J’ai apprécié le roman mais je lui préfère nettement le dessin animé qui démarre, contrairement au roman, avec l’enfance de Michel Strogoff qui est bien mise en avant, et qui intègre des personnages inédits.
Il y a des différences entre le roman et le dessin animé, en voici quelques-unes :
- Dans le roman, la différence d’âge entre Michel et Nadia est plus grande : Michel est âgé de trente ans, Nadia en a seize. D’ailleurs j’aime beaucoup cette différence d’âge, elle accentue le côté fort et protecteur de Michel, et la fragilité de Nadia, qui malgré sa force et son courage a grandement besoin d’un homme puissant, fort et protecteur pour prendre soin d’elle.
- Dans le roman, ce n’est pas Alcide Jolivet qui sauve les yeux de Michel Strogoff, la scène avec la reine tartare n’existe pas. Dans le livre, ce sont les larmes de Michel Strogoff qui le sauvent : au moment où le bourreau va exécuter la sentence, l’action de la chaleur a été annihilée par les larmes de Michel.
Du coup, dans le livre, Michel Strogoff fait semblant d’être aveugle jusqu’à son combat final contre Ogareff. De plus, toujours dans le roman, sa mère est la seule à savoir qu’il n’est pas aveugle, Michel l’a mise dans la confidence au camp tartare.
- Dans le roman, Sangarre ne tend pas une embuscade à Michel et Nadia après leur mariage puisqu’elle meurt durant la bataille finale alors qu’elle cherchait à rejoindre Ivan Ogareff.

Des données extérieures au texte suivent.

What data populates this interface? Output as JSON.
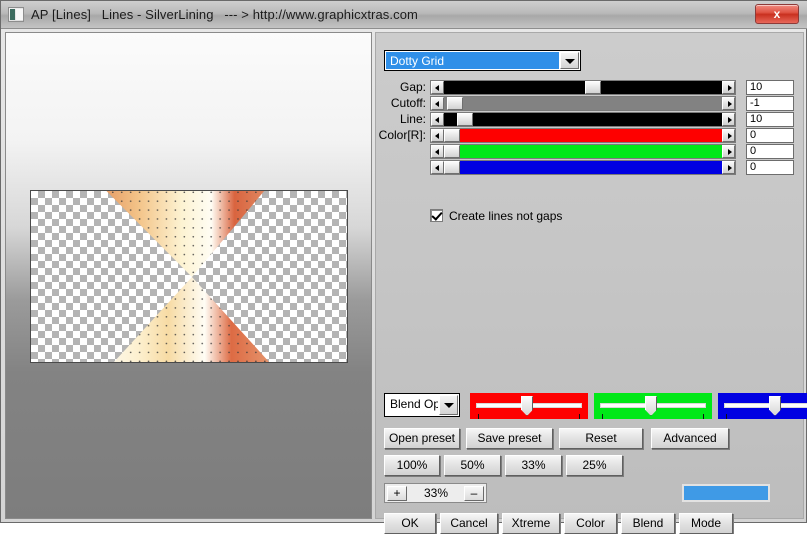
{
  "window": {
    "title_segments": [
      "AP [Lines]",
      "Lines - SilverLining",
      "--- > http://www.graphicxtras.com"
    ],
    "close_label": "x",
    "app_icon": "document-icon"
  },
  "preview": {
    "name": "image-preview-canvas",
    "description": "bowtie hourglass gradient with dot grid over transparency checkerboard"
  },
  "panel": {
    "preset_combo": {
      "value": "Dotty Grid",
      "options": [
        "Dotty Grid"
      ]
    },
    "sliders": [
      {
        "label": "Gap:",
        "value": "10",
        "thumb_pct": 54,
        "track_color": "#000000"
      },
      {
        "label": "Cutoff:",
        "value": "-1",
        "thumb_pct": 1,
        "track_color": "#828282"
      },
      {
        "label": "Line:",
        "value": "10",
        "thumb_pct": 5,
        "track_color": "#000000"
      },
      {
        "label": "Color[R]:",
        "value": "0",
        "thumb_pct": 0,
        "track_color": "#fe0000"
      },
      {
        "label": "",
        "value": "0",
        "thumb_pct": 0,
        "track_color": "#00e818"
      },
      {
        "label": "",
        "value": "0",
        "thumb_pct": 0,
        "track_color": "#0000e2"
      }
    ],
    "checkbox": {
      "label": "Create lines not gaps",
      "checked": true
    },
    "blend_combo": {
      "value": "Blend Opti"
    },
    "rgb_sliders": [
      {
        "name": "red",
        "color": "#fe0000",
        "knob_pct": 48
      },
      {
        "name": "green",
        "color": "#00e818",
        "knob_pct": 48
      },
      {
        "name": "blue",
        "color": "#0000e2",
        "knob_pct": 48
      }
    ],
    "preset_buttons": [
      "Open preset",
      "Save preset",
      "Reset",
      "Advanced"
    ],
    "zoom_buttons": [
      "100%",
      "50%",
      "33%",
      "25%"
    ],
    "stepper": {
      "plus": "+",
      "value": "33%",
      "minus": "–"
    },
    "color_swatch": "#3f9ae6",
    "action_buttons": [
      "OK",
      "Cancel",
      "Xtreme",
      "Color",
      "Blend",
      "Mode"
    ]
  }
}
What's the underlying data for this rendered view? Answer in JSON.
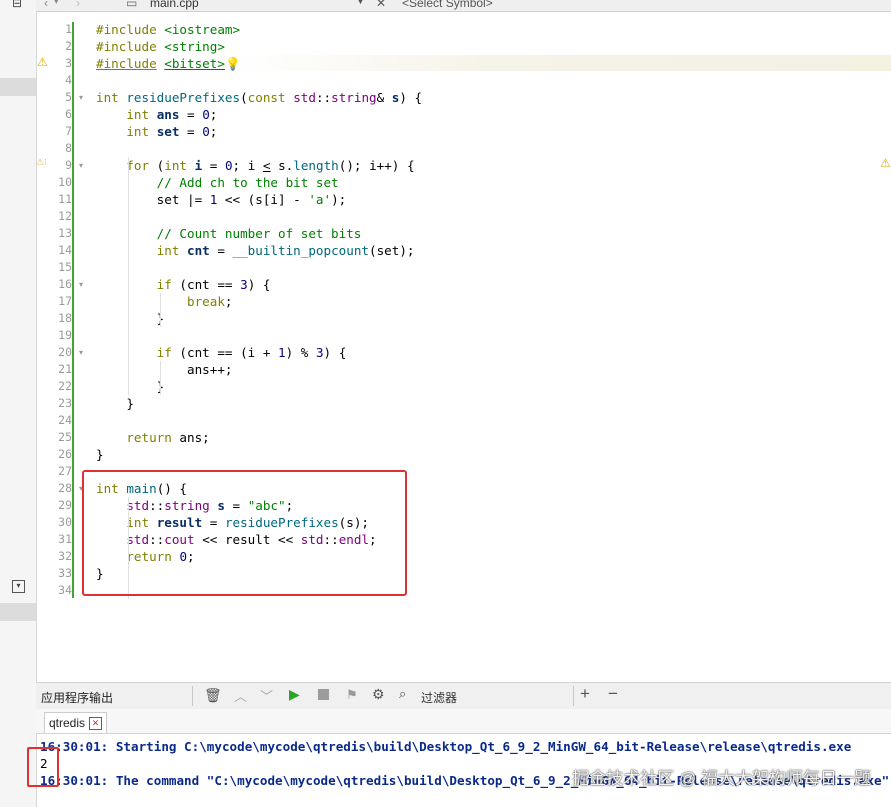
{
  "toolbar": {
    "file_name": "main.cpp",
    "symbol_placeholder": "<Select Symbol>"
  },
  "editor": {
    "lines": [
      {
        "n": "1",
        "html": "<span class='kw'>#include</span> <span class='str'>&lt;iostream&gt;</span>"
      },
      {
        "n": "2",
        "html": "<span class='kw'>#include</span> <span class='str'>&lt;string&gt;</span>"
      },
      {
        "n": "3",
        "html": "<span class='kw' style='text-decoration:underline'>#include</span> <span class='str' style='text-decoration:underline'>&lt;bitset&gt;</span><span style='color:#e0a800'>💡</span>"
      },
      {
        "n": "4",
        "html": ""
      },
      {
        "n": "5",
        "html": "<span class='kw'>int</span> <span class='fn'>residuePrefixes</span>(<span class='kw'>const</span> <span class='ty'>std</span>::<span class='ty'>string</span>&amp; <span class='bd'>s</span>) {"
      },
      {
        "n": "6",
        "html": "    <span class='kw'>int</span> <span class='bd'>ans</span> = <span class='num'>0</span>;"
      },
      {
        "n": "7",
        "html": "    <span class='kw'>int</span> <span class='bd'>set</span> = <span class='num'>0</span>;"
      },
      {
        "n": "8",
        "html": ""
      },
      {
        "n": "9",
        "html": "    <span class='kw'>for</span> (<span class='kw'>int</span> <span class='bd'>i</span> = <span class='num'>0</span>; i <span style='text-decoration:underline'>&lt;</span> s.<span class='fn'>length</span>(); i++) {"
      },
      {
        "n": "10",
        "html": "        <span class='cm'>// Add ch to the bit set</span>"
      },
      {
        "n": "11",
        "html": "        set |= <span class='num'>1</span> &lt;&lt; (s[i] - <span class='str'>'a'</span>);"
      },
      {
        "n": "12",
        "html": ""
      },
      {
        "n": "13",
        "html": "        <span class='cm'>// Count number of set bits</span>"
      },
      {
        "n": "14",
        "html": "        <span class='kw'>int</span> <span class='bd'>cnt</span> = <span class='fn'>__builtin_popcount</span>(set);"
      },
      {
        "n": "15",
        "html": ""
      },
      {
        "n": "16",
        "html": "        <span class='kw'>if</span> (cnt == <span class='num'>3</span>) {"
      },
      {
        "n": "17",
        "html": "            <span class='kw'>break</span>;"
      },
      {
        "n": "18",
        "html": "        }"
      },
      {
        "n": "19",
        "html": ""
      },
      {
        "n": "20",
        "html": "        <span class='kw'>if</span> (cnt == (i + <span class='num'>1</span>) % <span class='num'>3</span>) {"
      },
      {
        "n": "21",
        "html": "            ans++;"
      },
      {
        "n": "22",
        "html": "        }"
      },
      {
        "n": "23",
        "html": "    }"
      },
      {
        "n": "24",
        "html": ""
      },
      {
        "n": "25",
        "html": "    <span class='kw'>return</span> ans;"
      },
      {
        "n": "26",
        "html": "}"
      },
      {
        "n": "27",
        "html": ""
      },
      {
        "n": "28",
        "html": "<span class='kw'>int</span> <span class='fn'>main</span>() {"
      },
      {
        "n": "29",
        "html": "    <span class='ty'>std</span>::<span class='ty'>string</span> <span class='bd'>s</span> = <span class='str'>\"abc\"</span>;"
      },
      {
        "n": "30",
        "html": "    <span class='kw'>int</span> <span class='bd'>result</span> = <span class='fn'>residuePrefixes</span>(s);"
      },
      {
        "n": "31",
        "html": "    <span class='ty'>std</span>::<span class='ty'>cout</span> &lt;&lt; result &lt;&lt; <span class='ty'>std</span>::<span class='ty'>endl</span>;"
      },
      {
        "n": "32",
        "html": "    <span class='kw'>return</span> <span class='num'>0</span>;"
      },
      {
        "n": "33",
        "html": "}"
      },
      {
        "n": "34",
        "html": ""
      }
    ]
  },
  "output": {
    "panel_title": "应用程序输出",
    "filter_label": "过滤器",
    "tab_label": "qtredis",
    "tab_close": "✕",
    "lines": [
      "16:30:01: Starting C:\\mycode\\mycode\\qtredis\\build\\Desktop_Qt_6_9_2_MinGW_64_bit-Release\\release\\qtredis.exe",
      "2",
      "16:30:01: The command \"C:\\mycode\\mycode\\qtredis\\build\\Desktop_Qt_6_9_2_MinGW_64_bit-Release\\release\\qtredis.exe\""
    ]
  },
  "watermark": "掘金技术社区 @ 福大大架构师每日一题",
  "icons": [
    "back-icon",
    "forward-icon",
    "file-icon",
    "dropdown-icon",
    "close-icon",
    "warning-icon",
    "bulb-icon",
    "trash-icon",
    "up-icon",
    "down-icon",
    "run-icon",
    "stop-icon",
    "build-icon",
    "gear-icon",
    "search-icon",
    "plus-icon",
    "minus-icon"
  ],
  "colors": {
    "highlight_box": "#e03131",
    "change_bar": "#3fa535",
    "keyword": "#808000",
    "type": "#800080",
    "function": "#00677c",
    "string": "#008000",
    "number": "#000080",
    "output_text": "#0a2a8a"
  }
}
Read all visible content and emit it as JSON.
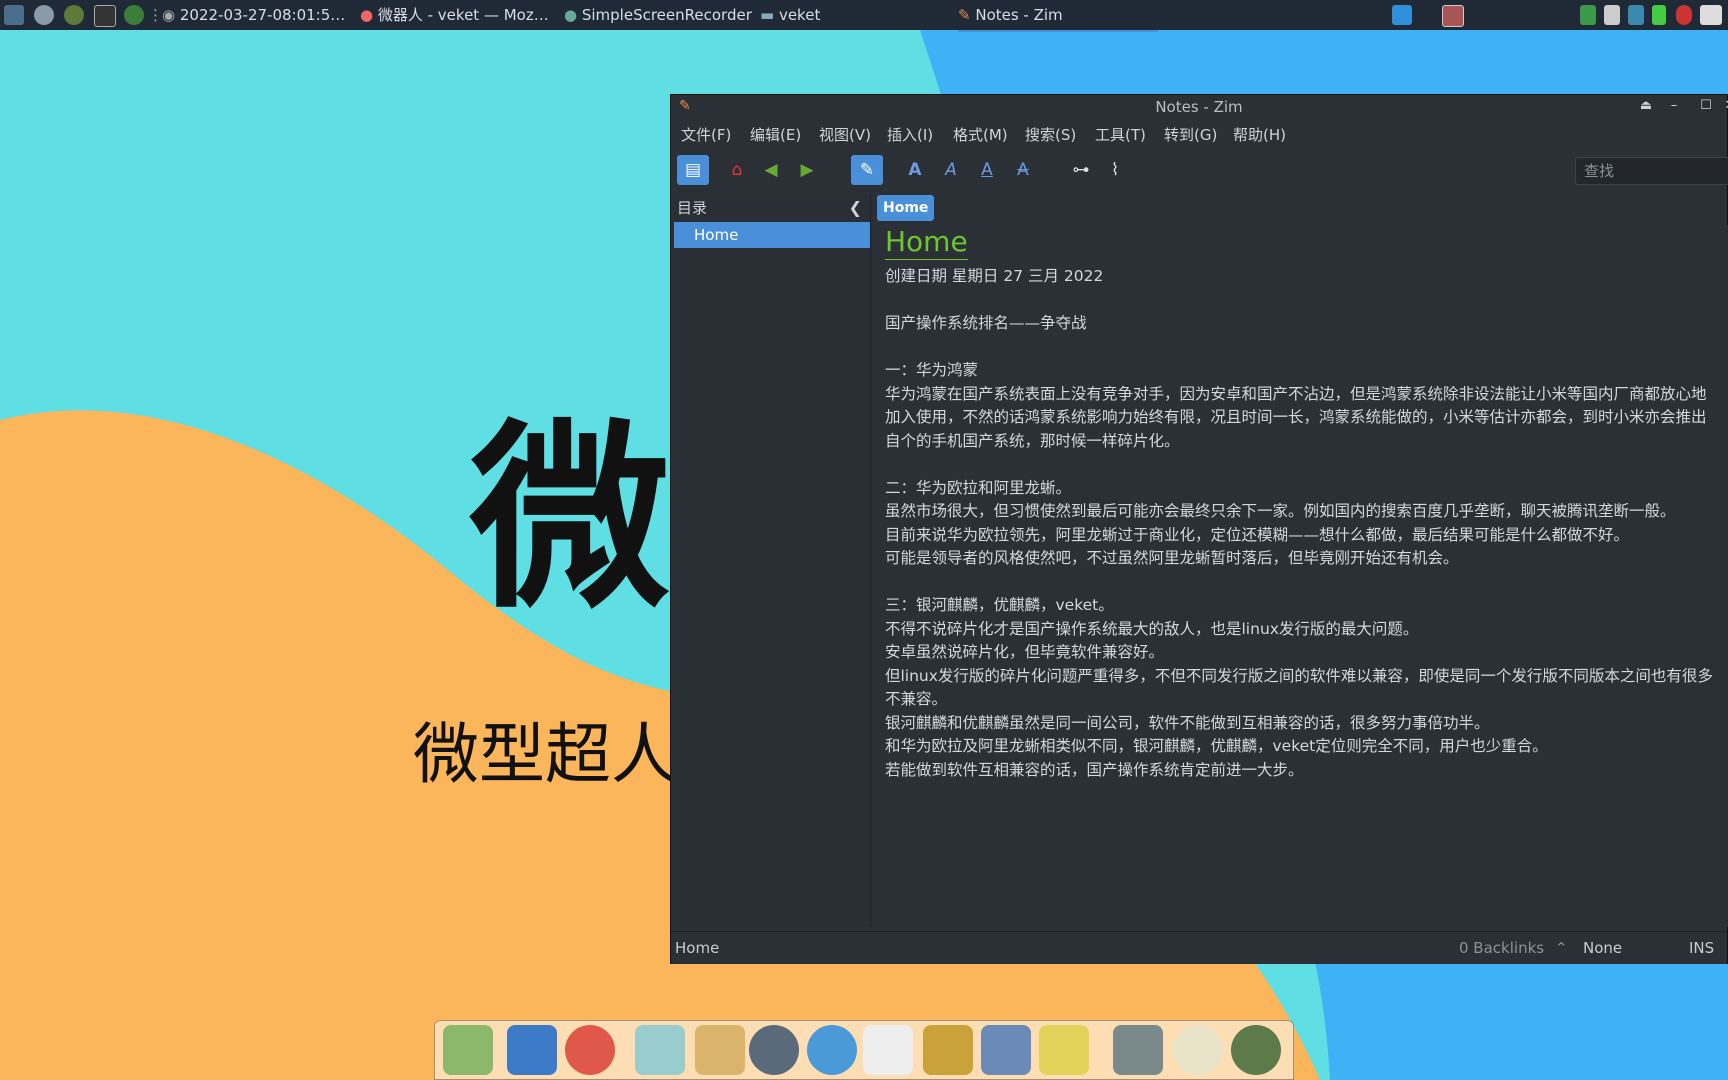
{
  "taskbar": {
    "items": [
      {
        "label": "2022-03-27-08:01:5…"
      },
      {
        "label": "微器人 - veket — Moz…"
      },
      {
        "label": "SimpleScreenRecorder"
      },
      {
        "label": "veket"
      },
      {
        "label": "Notes - Zim"
      }
    ]
  },
  "wallpaper": {
    "big_text": "微",
    "sub_text": "微型超人"
  },
  "window": {
    "title": "Notes - Zim",
    "menu": [
      "文件(F)",
      "编辑(E)",
      "视图(V)",
      "插入(I)",
      "格式(M)",
      "搜索(S)",
      "工具(T)",
      "转到(G)",
      "帮助(H)"
    ],
    "search_placeholder": "查找",
    "sidebar_header": "目录",
    "sidebar_items": [
      "Home"
    ],
    "breadcrumb": "Home",
    "page": {
      "title": "Home",
      "body": "创建日期 星期日 27 三月 2022\n\n国产操作系统排名——争夺战\n\n一：华为鸿蒙\n华为鸿蒙在国产系统表面上没有竞争对手，因为安卓和国产不沾边，但是鸿蒙系统除非设法能让小米等国内厂商都放心地\n加入使用，不然的话鸿蒙系统影响力始终有限，况且时间一长，鸿蒙系统能做的，小米等估计亦都会，到时小米亦会推出\n自个的手机国产系统，那时候一样碎片化。\n\n二：华为欧拉和阿里龙蜥。\n虽然市场很大，但习惯使然到最后可能亦会最终只余下一家。例如国内的搜索百度几乎垄断，聊天被腾讯垄断一般。\n目前来说华为欧拉领先，阿里龙蜥过于商业化，定位还模糊——想什么都做，最后结果可能是什么都做不好。\n可能是领导者的风格使然吧，不过虽然阿里龙蜥暂时落后，但毕竟刚开始还有机会。\n\n三：银河麒麟，优麒麟，veket。\n不得不说碎片化才是国产操作系统最大的敌人，也是linux发行版的最大问题。\n安卓虽然说碎片化，但毕竟软件兼容好。\n但linux发行版的碎片化问题严重得多，不但不同发行版之间的软件难以兼容，即使是同一个发行版不同版本之间也有很多\n不兼容。\n银河麒麟和优麒麟虽然是同一间公司，软件不能做到互相兼容的话，很多努力事倍功半。\n和华为欧拉及阿里龙蜥相类似不同，银河麒麟，优麒麟，veket定位则完全不同，用户也少重合。\n若能做到软件互相兼容的话，国产操作系统肯定前进一大步。"
    },
    "status": {
      "page": "Home",
      "backlinks": "0 Backlinks",
      "style": "None",
      "mode": "INS"
    }
  },
  "colors": {
    "accent": "#4a90d9",
    "title_green": "#6ec52e"
  }
}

Michel Strogoff est un grand et bon personnage, c’est le sibérien dans toute sa splendeur. Son caractère, sa façon d’être, sa froideur, ses valeurs le rendent beau. Il embellit et se renforce de plus belle en prenant de l’âge, il s’affirme.
Michel Strogoff est un homme prenant, captivant, attachant, il est doté d’une endurance exceptionnelle, c’est un homme vraiment solide à toute épreuve qui garde confiance en toute circonstance.
C’est un homme de fer, un homme de valeurs, un homme d’honneur, un homme de cœur, j’aime tout ce qu’il représente.
Les hommes comme lui sont malheureusement bien rares, on peut avoir la chance d’en rencontrer mais cela arrive rarement, surtout de nos jours.
Michel Strogoff ne parle pas beaucoup, j’ai toujours été attirée par les personnages masculins qui ne sont pas bavards (par les hommes qui sont tout mon contraire hi hi…).
Son physique est imposant, sa force est prodigieuse, j’ai toujours aimé les personnages masculins puissants physiquement et mentalement.
J’ai été impressionnée lorsqu’en plein violent orage, à lui seul, il a fait reculer trois chevaux et le tarentass dans lequel se trouvait Nadia pour éviter qu’ils soient écrasés par l’éboulement d’une grosse pierre. Quelle force extraordinaire et surhumaine !
Michel est un vaillant protecteur, un homme très résistant. Il possède des qualités formidables, c’est un homme, un vrai ! Nadia a trouvé un excellent mari. J’aime d’ailleurs beaucoup leur couple (j’en parle plus bas), ce qui me plait notamment c’est qu’ils se sont tout de suite aimés, se sont côtoyés intensément et mariés très rapidement après leur rencontre.

J’aime bien Nadia, elle a si bon cœur, elle s’est occupée de Marfa, lui a offert sa part d’eau, elle a le respect de la personne plus âgée.
C’est une brave fille qui a supporté toutes les peines, toutes les fatigues, les dures épreuves du voyage si dangereux. Quel formidable soutien elle a été pour Michel.
Heureusement que Nadia sait repérer la position des étoiles, Michel n’avait qu’à lui dire laquelle il fallait suivre.
Peu de femmes pourraient endurer tout ce que Nadia a supporté.
J’ai trouvé cela mignon que Nadia plaise au fils du grand duc, malheureusement pour lui, elle est déjà prise.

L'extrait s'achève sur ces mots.